Op-Ed | The childcare crisis is here — and has been here for some time

We play, learn and grow together
Photo via Getty Images


Our nation’s childcare crisis existed long before the onset of COVID-19. Working families have been struggling for far too long to find the right balance between building their careers and caring for their children – or feeling guilty during moments when it feels like they have to choose one over the other. But with the new school year nearing, parents across the city are grappling with the choice between blended or stay-at-home learning. The weight of this choice is exacerbated by whether or not they will be able to access and afford child care.

It’s clear that the pandemic has laid bare racial, economic, and structural inequities too stark to ever be ignored again. It’s also clear that our city is being confronted by a legacy of workplace inequalities that has historically disenfranchised communities of color. In a second wave of this virus, these disparities could worsen leaving the most vulnerable—our children—behind as our government’s ability to deliver is tested time and time again. With the reopening of schools on the horizon and the near certainty that, until there is a vaccine, the Department of Education will need to utilize a blended model in order to keep kids, teachers, and staff safe, it’s more urgent than ever that we address the massive childcare issues that will result from that model – especially for working families.

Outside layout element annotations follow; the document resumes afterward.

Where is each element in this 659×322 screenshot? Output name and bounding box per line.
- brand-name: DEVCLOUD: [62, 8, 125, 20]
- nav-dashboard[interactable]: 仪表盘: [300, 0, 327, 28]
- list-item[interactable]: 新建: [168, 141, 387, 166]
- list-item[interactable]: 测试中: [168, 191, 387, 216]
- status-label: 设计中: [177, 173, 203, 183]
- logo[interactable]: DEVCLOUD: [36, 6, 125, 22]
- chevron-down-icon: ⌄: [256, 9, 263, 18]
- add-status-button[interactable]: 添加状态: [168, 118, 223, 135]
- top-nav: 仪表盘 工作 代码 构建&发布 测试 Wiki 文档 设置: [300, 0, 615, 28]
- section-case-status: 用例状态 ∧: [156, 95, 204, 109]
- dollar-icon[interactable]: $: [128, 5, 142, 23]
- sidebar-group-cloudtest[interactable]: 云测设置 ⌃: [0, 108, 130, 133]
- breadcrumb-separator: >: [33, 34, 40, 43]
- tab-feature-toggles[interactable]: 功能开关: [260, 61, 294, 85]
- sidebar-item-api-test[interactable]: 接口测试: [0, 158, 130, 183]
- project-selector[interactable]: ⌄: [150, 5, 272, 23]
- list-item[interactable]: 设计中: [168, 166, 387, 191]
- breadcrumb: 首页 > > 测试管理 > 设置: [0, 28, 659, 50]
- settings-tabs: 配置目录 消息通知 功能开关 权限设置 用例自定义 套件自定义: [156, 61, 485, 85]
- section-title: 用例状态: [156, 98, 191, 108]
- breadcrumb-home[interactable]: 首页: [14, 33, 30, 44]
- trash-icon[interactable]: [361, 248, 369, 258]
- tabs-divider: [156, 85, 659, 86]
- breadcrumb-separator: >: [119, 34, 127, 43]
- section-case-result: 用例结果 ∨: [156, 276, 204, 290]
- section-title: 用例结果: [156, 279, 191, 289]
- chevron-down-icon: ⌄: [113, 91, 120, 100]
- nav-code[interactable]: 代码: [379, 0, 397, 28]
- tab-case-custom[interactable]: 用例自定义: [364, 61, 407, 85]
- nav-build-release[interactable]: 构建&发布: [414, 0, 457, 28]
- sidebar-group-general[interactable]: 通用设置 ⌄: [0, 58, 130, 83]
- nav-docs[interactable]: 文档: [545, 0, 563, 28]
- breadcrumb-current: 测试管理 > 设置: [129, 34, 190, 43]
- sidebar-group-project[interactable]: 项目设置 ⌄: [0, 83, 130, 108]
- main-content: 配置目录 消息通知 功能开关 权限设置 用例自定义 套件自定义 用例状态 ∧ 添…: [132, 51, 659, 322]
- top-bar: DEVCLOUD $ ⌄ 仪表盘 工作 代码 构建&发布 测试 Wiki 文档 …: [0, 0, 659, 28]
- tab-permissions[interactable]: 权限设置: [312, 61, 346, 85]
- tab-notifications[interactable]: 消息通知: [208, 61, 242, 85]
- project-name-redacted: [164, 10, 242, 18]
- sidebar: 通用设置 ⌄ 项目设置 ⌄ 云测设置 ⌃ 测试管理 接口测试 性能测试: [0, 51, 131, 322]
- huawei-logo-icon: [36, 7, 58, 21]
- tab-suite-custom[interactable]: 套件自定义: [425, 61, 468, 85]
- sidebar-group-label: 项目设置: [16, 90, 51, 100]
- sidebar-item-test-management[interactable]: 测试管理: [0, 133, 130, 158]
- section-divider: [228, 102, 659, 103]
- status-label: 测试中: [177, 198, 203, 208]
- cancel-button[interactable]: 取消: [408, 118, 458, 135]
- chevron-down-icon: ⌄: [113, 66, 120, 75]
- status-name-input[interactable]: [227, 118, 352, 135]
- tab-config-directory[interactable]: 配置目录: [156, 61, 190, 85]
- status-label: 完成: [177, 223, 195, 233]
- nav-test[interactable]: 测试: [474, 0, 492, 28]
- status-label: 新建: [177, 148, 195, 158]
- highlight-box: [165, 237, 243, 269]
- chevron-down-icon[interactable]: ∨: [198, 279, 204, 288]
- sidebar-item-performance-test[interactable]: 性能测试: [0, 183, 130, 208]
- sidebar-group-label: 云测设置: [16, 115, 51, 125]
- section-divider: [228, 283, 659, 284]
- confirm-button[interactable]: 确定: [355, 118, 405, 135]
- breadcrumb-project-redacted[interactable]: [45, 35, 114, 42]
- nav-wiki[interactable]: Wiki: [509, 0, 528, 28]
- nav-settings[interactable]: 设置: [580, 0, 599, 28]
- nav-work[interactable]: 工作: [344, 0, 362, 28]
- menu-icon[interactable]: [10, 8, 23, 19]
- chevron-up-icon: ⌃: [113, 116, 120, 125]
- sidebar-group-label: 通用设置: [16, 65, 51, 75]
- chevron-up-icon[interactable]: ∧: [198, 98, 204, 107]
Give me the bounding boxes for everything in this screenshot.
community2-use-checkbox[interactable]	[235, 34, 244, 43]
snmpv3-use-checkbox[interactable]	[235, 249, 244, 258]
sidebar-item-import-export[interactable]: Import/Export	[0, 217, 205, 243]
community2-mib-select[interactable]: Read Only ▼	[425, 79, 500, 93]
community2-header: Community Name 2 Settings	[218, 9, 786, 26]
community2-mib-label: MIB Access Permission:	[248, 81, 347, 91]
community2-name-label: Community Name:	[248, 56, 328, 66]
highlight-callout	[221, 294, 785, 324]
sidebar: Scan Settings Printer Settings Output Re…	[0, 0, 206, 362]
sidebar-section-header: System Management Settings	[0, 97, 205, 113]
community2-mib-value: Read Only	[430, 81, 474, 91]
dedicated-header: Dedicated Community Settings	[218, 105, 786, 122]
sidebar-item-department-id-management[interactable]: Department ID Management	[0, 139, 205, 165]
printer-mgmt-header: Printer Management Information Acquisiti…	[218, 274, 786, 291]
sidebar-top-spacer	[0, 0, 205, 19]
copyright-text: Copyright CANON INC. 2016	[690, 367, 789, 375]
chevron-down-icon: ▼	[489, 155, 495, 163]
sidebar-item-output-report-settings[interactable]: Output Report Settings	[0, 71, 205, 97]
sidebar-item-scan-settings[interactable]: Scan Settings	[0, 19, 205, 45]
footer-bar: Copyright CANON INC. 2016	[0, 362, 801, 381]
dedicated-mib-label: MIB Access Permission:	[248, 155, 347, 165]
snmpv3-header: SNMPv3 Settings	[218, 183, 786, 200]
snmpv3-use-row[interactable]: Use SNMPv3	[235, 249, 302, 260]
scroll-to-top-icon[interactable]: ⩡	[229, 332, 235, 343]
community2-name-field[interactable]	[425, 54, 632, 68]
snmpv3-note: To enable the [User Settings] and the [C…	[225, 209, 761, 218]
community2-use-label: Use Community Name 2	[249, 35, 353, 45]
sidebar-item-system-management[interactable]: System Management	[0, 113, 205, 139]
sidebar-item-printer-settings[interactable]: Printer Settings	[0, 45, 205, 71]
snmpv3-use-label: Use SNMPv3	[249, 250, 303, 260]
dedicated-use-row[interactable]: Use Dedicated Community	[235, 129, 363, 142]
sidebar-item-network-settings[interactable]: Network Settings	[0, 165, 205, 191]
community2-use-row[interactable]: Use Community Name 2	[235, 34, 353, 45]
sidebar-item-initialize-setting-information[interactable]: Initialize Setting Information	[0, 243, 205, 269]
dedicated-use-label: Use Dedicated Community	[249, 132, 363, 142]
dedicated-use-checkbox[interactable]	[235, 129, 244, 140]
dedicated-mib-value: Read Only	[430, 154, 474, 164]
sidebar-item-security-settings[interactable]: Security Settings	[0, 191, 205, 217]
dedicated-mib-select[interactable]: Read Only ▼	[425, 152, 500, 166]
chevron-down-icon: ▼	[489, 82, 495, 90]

That’s why it’s on us to reimagine a new way forward when the moment calls for it. For our youngest New Yorkers whose school year has been impacted by COVID-19 in ways they could’ve never imagined, that means rethinking our childcare system.

For low-income and families of color where the norm is not only having working parents but often working multiple jobs to make ends meet – childcare couldn’t be more sorely needed. This failure to invest in community based, affordable childcare is not only exclusionary, but often about reinforcing the notion that women should be at home with their kids, not in the workforce.

Now, in our new social distanced norm, families are struggling even more. Consider the medical professionals, delivery workers and other essential workers who cannot work from home during the pandemic. They require childcare but many daycares are still closed or too costly to afford. Families living paycheck to paycheck are not in a position to refuse to go into work to stay home and take care of their kids. These same families often rely on elderly relatives or retired neighbors to care for their children – options that are not feasible during a pandemic. Even for families who can safely work from home, having access to safe and affordable childcare can make the world of a difference in balancing responsibilities as we all adapt to a new way of living.

Now is the time to focus on solutions that are inclusive of all families no matter their socioeconomic status. First, we need universal, affordable childcare. There are numerous proposals that detail how we would implement a program of this scale. The city should immediately convene a team to establish a sustainable program that provides quality care while paying daycare workers and administrators livable wages. And if anyone tells you that is not possible, remind them this is the city that made universal prekindergarten a reality for every three- and four-year-old. It might not be easy, but we have the administrative infrastructure to put a new universal, childcare program in place.

Second, we need a stimulus program to provide a universal basic income for parents: a family UBI. For the duration of the pandemic, and until universal childcare is a reality, we should be providing every parent with a stimulus check so that they can afford childcare centers, babysitters, tutors or even to take time off work. Providing parents with additional income would give them real options to consider as they determine what is in their children’s best interest.

The cost of not providing meaningful childcare options will be exponentially worse. If parents need to choose between their jobs and their kids’ safety, we should really be asking ourselves how we will pay for the increase in evictions, homelessness, and school closures when too many kids are withdrawn.

Universal childcare and a family UBI would stimulate the economy, create stability where we so desperately need and begin the long process of making New York’s childcare more economically and racially just. Wealthy parents have always had choices when it comes to caring for their children, it’s time we extend that to all parents.